Cases of COVID-19 are rising, but, in a way, that’s a smaller concern. Hospitalizations are increasing — and not just among older Coloradans. Deaths from the virus appear to be rising, as well. And, with cooler weather pushing more activities indoors, where viral transmission is more likely, and major holidays around the corner, this is most definitely not where the state wants to be, just weeks after kids in some areas returned to school in-person and as restaurants and others businesses are still struggling to find their footing.
“We cannot go on as we have been,” Gov. Jared Polis pleaded during a news conference on Tuesday. “The status quo is not acceptable. We need to do a better job of wearing masks around others, staying apart from others, reducing our social interactions.”
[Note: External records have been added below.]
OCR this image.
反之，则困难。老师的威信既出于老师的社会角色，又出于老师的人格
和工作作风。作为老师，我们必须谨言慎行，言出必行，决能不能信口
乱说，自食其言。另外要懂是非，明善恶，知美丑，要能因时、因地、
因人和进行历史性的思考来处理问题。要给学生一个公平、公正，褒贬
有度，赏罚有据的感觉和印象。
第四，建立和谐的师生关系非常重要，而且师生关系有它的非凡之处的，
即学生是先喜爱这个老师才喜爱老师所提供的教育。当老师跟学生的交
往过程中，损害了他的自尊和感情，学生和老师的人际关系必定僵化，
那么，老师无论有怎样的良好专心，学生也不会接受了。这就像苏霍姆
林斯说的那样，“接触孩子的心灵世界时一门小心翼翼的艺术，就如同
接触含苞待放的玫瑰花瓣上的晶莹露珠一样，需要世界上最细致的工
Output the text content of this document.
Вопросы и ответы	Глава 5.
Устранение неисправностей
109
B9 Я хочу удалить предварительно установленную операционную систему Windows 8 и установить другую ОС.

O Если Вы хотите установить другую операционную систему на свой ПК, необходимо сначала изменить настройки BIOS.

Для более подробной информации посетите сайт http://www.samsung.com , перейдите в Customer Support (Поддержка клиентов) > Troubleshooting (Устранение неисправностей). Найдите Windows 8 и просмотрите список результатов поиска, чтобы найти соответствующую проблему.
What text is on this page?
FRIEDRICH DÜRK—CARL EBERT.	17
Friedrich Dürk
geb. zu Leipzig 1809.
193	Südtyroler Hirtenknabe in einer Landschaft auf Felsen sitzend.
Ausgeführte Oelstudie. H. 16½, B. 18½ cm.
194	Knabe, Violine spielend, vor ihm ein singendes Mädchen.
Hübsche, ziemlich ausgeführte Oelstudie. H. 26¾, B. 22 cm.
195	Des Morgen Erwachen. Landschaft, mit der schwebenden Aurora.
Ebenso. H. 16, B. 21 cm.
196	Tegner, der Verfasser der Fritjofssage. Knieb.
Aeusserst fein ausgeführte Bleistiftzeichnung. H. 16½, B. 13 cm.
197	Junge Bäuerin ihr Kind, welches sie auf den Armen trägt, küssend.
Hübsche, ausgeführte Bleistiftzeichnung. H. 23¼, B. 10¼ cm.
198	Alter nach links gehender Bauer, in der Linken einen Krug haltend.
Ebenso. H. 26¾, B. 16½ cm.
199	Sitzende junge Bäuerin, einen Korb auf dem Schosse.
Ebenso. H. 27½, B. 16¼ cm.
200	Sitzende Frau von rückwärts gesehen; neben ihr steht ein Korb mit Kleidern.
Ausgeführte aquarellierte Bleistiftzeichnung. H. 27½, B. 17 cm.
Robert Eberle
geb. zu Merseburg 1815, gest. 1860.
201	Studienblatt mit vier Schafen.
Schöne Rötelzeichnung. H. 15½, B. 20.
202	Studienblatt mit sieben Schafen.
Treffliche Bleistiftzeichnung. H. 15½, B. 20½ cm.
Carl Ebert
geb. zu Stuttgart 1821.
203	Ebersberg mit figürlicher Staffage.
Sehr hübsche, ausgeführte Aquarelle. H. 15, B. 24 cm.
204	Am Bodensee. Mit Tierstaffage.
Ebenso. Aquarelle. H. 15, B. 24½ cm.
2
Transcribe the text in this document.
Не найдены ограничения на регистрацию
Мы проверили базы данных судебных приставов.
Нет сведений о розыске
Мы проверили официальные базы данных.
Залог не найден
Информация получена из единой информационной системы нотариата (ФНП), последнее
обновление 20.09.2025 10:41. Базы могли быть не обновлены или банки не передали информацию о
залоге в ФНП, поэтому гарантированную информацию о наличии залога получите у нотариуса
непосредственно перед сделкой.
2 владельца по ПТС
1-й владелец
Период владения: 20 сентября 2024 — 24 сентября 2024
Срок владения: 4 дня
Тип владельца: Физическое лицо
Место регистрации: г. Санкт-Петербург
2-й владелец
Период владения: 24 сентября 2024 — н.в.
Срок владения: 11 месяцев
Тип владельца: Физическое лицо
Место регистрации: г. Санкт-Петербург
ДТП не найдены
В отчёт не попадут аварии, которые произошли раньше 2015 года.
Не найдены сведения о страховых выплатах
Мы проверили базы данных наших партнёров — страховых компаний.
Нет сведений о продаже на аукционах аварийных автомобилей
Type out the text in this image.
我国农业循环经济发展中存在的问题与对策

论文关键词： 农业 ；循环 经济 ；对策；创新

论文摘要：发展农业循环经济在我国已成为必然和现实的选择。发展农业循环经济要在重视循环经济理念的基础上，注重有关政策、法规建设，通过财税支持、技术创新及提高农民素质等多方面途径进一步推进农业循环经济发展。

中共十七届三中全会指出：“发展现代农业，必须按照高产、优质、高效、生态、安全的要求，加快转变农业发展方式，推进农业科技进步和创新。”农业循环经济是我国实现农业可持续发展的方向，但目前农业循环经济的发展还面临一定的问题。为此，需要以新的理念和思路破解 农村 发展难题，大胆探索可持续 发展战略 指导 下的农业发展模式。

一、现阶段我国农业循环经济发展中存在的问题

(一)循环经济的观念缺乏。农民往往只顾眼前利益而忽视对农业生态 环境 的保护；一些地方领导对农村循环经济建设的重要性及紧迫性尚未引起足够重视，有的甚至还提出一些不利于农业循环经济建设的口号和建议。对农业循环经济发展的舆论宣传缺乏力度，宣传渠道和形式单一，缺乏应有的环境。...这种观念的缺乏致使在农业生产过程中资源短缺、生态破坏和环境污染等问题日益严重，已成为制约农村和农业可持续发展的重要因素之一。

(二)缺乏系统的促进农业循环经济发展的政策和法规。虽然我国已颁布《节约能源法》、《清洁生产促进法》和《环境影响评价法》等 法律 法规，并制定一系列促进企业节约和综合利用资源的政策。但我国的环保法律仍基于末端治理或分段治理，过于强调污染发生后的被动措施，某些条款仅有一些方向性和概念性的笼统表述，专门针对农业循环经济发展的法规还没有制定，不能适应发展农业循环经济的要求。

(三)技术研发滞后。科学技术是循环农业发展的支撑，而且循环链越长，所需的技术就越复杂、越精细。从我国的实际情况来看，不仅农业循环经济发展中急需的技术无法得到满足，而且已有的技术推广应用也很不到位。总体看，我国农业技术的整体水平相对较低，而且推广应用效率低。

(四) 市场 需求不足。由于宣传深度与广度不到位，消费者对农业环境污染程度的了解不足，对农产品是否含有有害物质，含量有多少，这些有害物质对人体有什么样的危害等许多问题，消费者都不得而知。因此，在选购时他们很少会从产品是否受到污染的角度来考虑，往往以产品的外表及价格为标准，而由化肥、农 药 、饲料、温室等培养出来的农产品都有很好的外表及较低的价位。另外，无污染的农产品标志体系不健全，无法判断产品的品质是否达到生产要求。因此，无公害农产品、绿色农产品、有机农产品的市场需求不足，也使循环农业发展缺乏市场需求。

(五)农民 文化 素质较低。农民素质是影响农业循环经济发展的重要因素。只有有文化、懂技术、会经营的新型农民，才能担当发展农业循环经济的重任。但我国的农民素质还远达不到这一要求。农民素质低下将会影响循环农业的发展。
Here’s a rundown of where we are, and why state health leaders are so concerned about where we might be heading.
Last week saw more than 6,500 new cases of COVID-19 diagnosed in the state. That is by far a record. Prior to this current spike, the previous weekly high came in mid-July with about 4,200 cases. (The small bar on the far right of this chart is from this week, which, as it is still ongoing, can’t be compared to the others.)
But, though concerning, these numbers are also a bit misleading. Researchers at the Colorado School of Public Health who have been modeling the course of the pandemic in the state believe that the first wave of cases in spring was actually much, much higher than these official numbers show. A lack of testing at the time obscured the true figure.